The hand on her mouth tightened. Her lips were twisted behind it, bruised and savaged. She didn’t feel the pain, she felt nothing.
“You hear me?” the voice insisted. “You hear me lady? You want to be sliced up?”
The hand eased away from her mouth. She tasted blood, her mouth was wet. From her lips filtered an answer.
“Okay.” It was a whisper. A knife, she knew. He was holding a knife against her throat. Her breath was dribbling from her in sick gasps. She said again, “Okay.”
She was released, slowly, cautiously, begrudgingly. She saw the gleam of the weapon. Paralyzed, facing the dark shadow of the man as he got down to business, she nearly fell. Bile came into her mouth. She wasn’t thinking anything. Except for the knife. As if she were in a trance, she proffered her handbag. It left her hands without power of determination on her part, it was purely automatic. She didn’t do it, someone else did. It was what he wanted, here it was. She wasn’t thinking of rape because she wasn’t thinking. It was all mechanical, almost a natural gesture. She thrust it at him quickly and efficiently, as if they were transacting some prearranged business. There was a grunt as if from some desperate animal that had been offered, starving, food for its stomach.

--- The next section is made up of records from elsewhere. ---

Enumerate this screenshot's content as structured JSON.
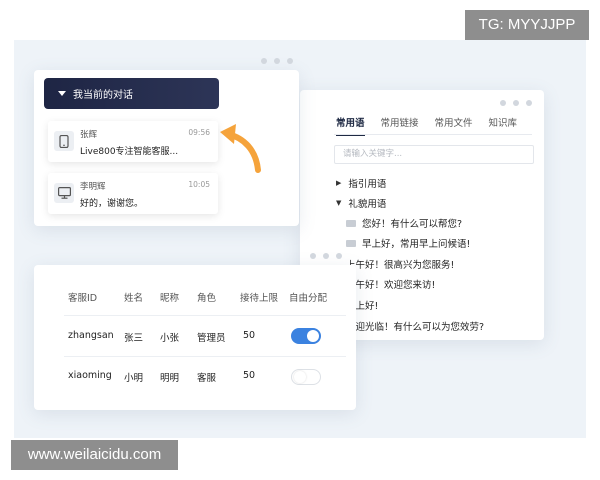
{
  "watermark": {
    "tg": "TG: MYYJJPP",
    "site": "www.weilaicidu.com"
  },
  "conversations": {
    "header": "我当前的对话",
    "items": [
      {
        "name": "张辉",
        "time": "09:56",
        "message": "Live800专注智能客服...",
        "icon": "mobile-phone-icon"
      },
      {
        "name": "李明辉",
        "time": "10:05",
        "message": "好的，谢谢您。",
        "icon": "desktop-computer-icon"
      }
    ]
  },
  "phrases": {
    "tabs": [
      "常用语",
      "常用链接",
      "常用文件",
      "知识库"
    ],
    "active_tab": "常用语",
    "search_placeholder": "请输入关键字...",
    "groups": [
      {
        "label": "指引用语",
        "expanded": false
      },
      {
        "label": "礼貌用语",
        "expanded": true
      }
    ],
    "items": [
      {
        "text": "您好！有什么可以帮您?",
        "icon": true
      },
      {
        "text": "早上好，常用早上问候语!",
        "icon": true
      },
      {
        "text": "上午好！很高兴为您服务!",
        "icon": false
      },
      {
        "text": "下午好！欢迎您来访!",
        "icon": false
      },
      {
        "text": "晚上好!",
        "icon": false
      },
      {
        "text": "欢迎光临！有什么可以为您效劳?",
        "icon": false
      }
    ]
  },
  "agents": {
    "headers": [
      "客服ID",
      "姓名",
      "昵称",
      "角色",
      "接待上限",
      "自由分配"
    ],
    "rows": [
      {
        "id": "zhangsan",
        "name": "张三",
        "nickname": "小张",
        "role": "管理员",
        "limit": "50",
        "auto_assign": true
      },
      {
        "id": "xiaoming",
        "name": "小明",
        "nickname": "明明",
        "role": "客服",
        "limit": "50",
        "auto_assign": false
      }
    ]
  },
  "colors": {
    "accent": "#3b82e0",
    "header_bg": "#1e2544",
    "arrow": "#f5a33b"
  }
}
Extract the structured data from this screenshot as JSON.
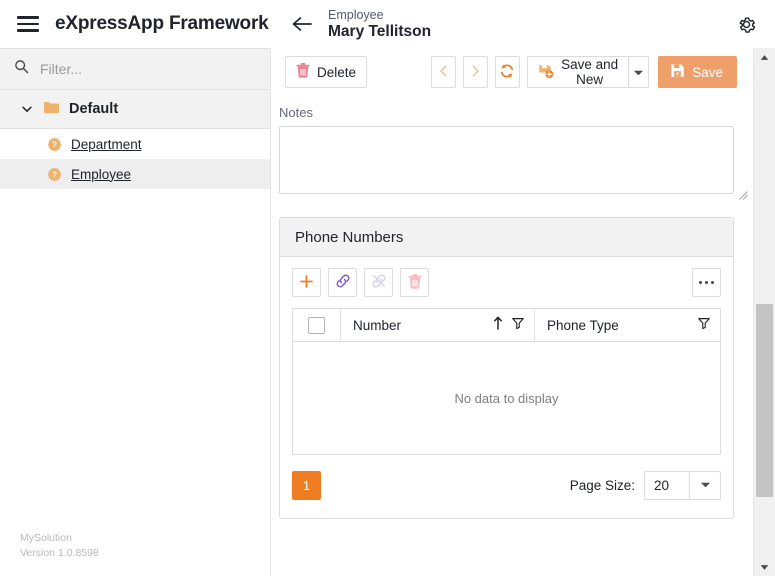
{
  "app": {
    "brand": "eXpressApp Framework",
    "menu_icon": "hamburger-icon"
  },
  "header": {
    "back_icon": "back-arrow-icon",
    "subtitle": "Employee",
    "title": "Mary Tellitson",
    "settings_icon": "gear-icon"
  },
  "sidebar": {
    "filter": {
      "value": "",
      "placeholder": "Filter...",
      "icon": "search-icon"
    },
    "group": {
      "label": "Default",
      "expanded": true,
      "icon": "folder-icon",
      "chevron": "chevron-down-icon"
    },
    "items": [
      {
        "label": "Department",
        "icon": "question-badge-icon",
        "selected": false
      },
      {
        "label": "Employee",
        "icon": "question-badge-icon",
        "selected": true
      }
    ],
    "footer": {
      "solution": "MySolution",
      "version": "Version 1.0.8598"
    }
  },
  "toolbar": {
    "delete_label": "Delete",
    "delete_icon": "trash-icon",
    "prev_icon": "chevron-left-icon",
    "next_icon": "chevron-right-icon",
    "refresh_icon": "refresh-icon",
    "save_and_new_label": "Save and New",
    "save_and_new_icon": "save-new-icon",
    "split_arrow_icon": "caret-down-icon",
    "save_label": "Save",
    "save_icon": "floppy-icon"
  },
  "form": {
    "notes_label": "Notes",
    "notes_value": "",
    "notes_placeholder": ""
  },
  "panel": {
    "title": "Phone Numbers",
    "actions": {
      "add_icon": "plus-icon",
      "link_icon": "link-icon",
      "unlink_icon": "unlink-icon",
      "delete_icon": "trash-icon",
      "more_icon": "ellipsis-icon"
    },
    "grid": {
      "select_all_checked": false,
      "columns": [
        {
          "label": "Number",
          "sort_icon": "sort-asc-icon",
          "filter_icon": "filter-icon"
        },
        {
          "label": "Phone Type",
          "filter_icon": "filter-icon"
        }
      ],
      "rows": [],
      "empty_text": "No data to display"
    },
    "pager": {
      "current_page": "1",
      "page_size_label": "Page Size:",
      "page_size_value": "20",
      "page_size_arrow_icon": "caret-down-icon"
    }
  },
  "scrollbar": {
    "up_icon": "caret-up-icon",
    "down_icon": "caret-down-icon"
  },
  "colors": {
    "accent_orange": "#ef7d22",
    "save_orange": "#efa06a",
    "link_purple": "#7b5ec7",
    "delete_pink": "#e9818f"
  }
}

Then he stripped off her rings her engagement ring and the wedding band. After that he took her wristwatch.
The lights from her apartment house were only yards away. She wanted, more than anything in the world, to reach those lights. If he killed her when she reached them at least she would be home. Dead or not she would still b
e home. Thoughts were beginning to coalesce in her mind now, sluggish but trickling painfully through her returning consciousness, and with them a horror and revulsion that brought the vomit into her mouth and the vomit gushed out and the man, surprised and taken unawares, muttered and then cursed as it spurted over him. He let out a stream of obscenities and his hands, flashing toward her wrists, almost stopped her forward plunge.
But she was strong now, she had regained her humanity. She streaked, silent and the breath wheezing out of her, the short distance to the entrance. She didn’t scream until she was inside with Harry the doorman standing looking at her, his mouth agape. He wavered in her vision indistinct and blurry, standing stock-still as if he had seen a specter. Then she screamed. She heard the sound tearing through the lobby, quailed at it, at its echoes. She was still screaming when others came to her side. A tenant, roused from television by those frightful sounds. Harry, sitting her down on the velvet bench near the wall. More people and then, not much later, Ralph. “What?” he kept screeching in her ear. “What? What?”

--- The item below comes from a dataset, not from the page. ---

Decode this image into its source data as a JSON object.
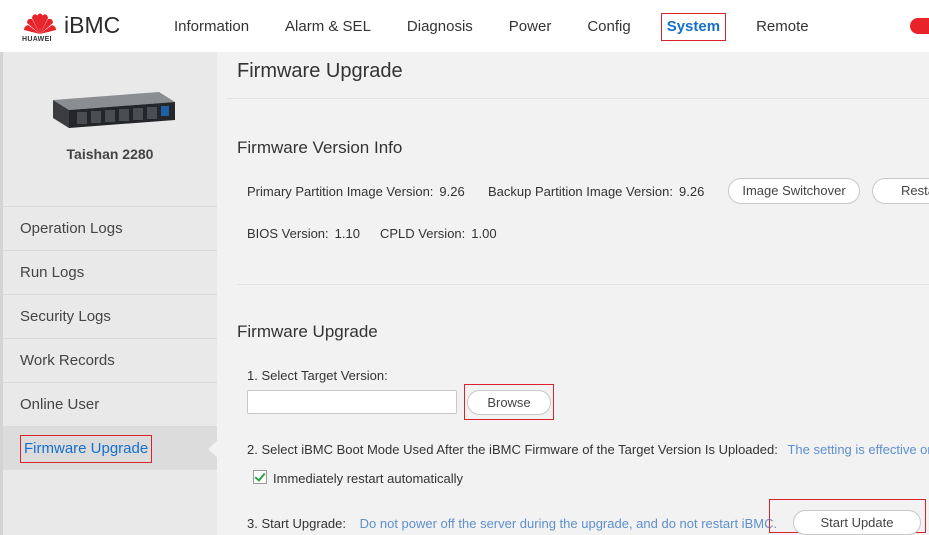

She was in her bed after a while. A little later the doctor came, Dr. Corelli, quiet and considering. He gave her a shot. “This will calm you, just lie still, dear.” “He has my handbag,” she said just before she slid under. “My credit cards, everything. I must call. My check book. My keys. He’ll kill us all in our beds. My rings. My watch …”
“Sleep now,” the doctor said. “Ralph will see to everything in the morning. He won’t kill you in your beds. He just wanted the price of a fix.”
“Goddamn it,” she cried, tears sliding from under her closing lids. “Where can you go to be safe?”
“Darling,” Ralph kept saying. “It’s all right. You could have been raped. Christ, you could have been raped.”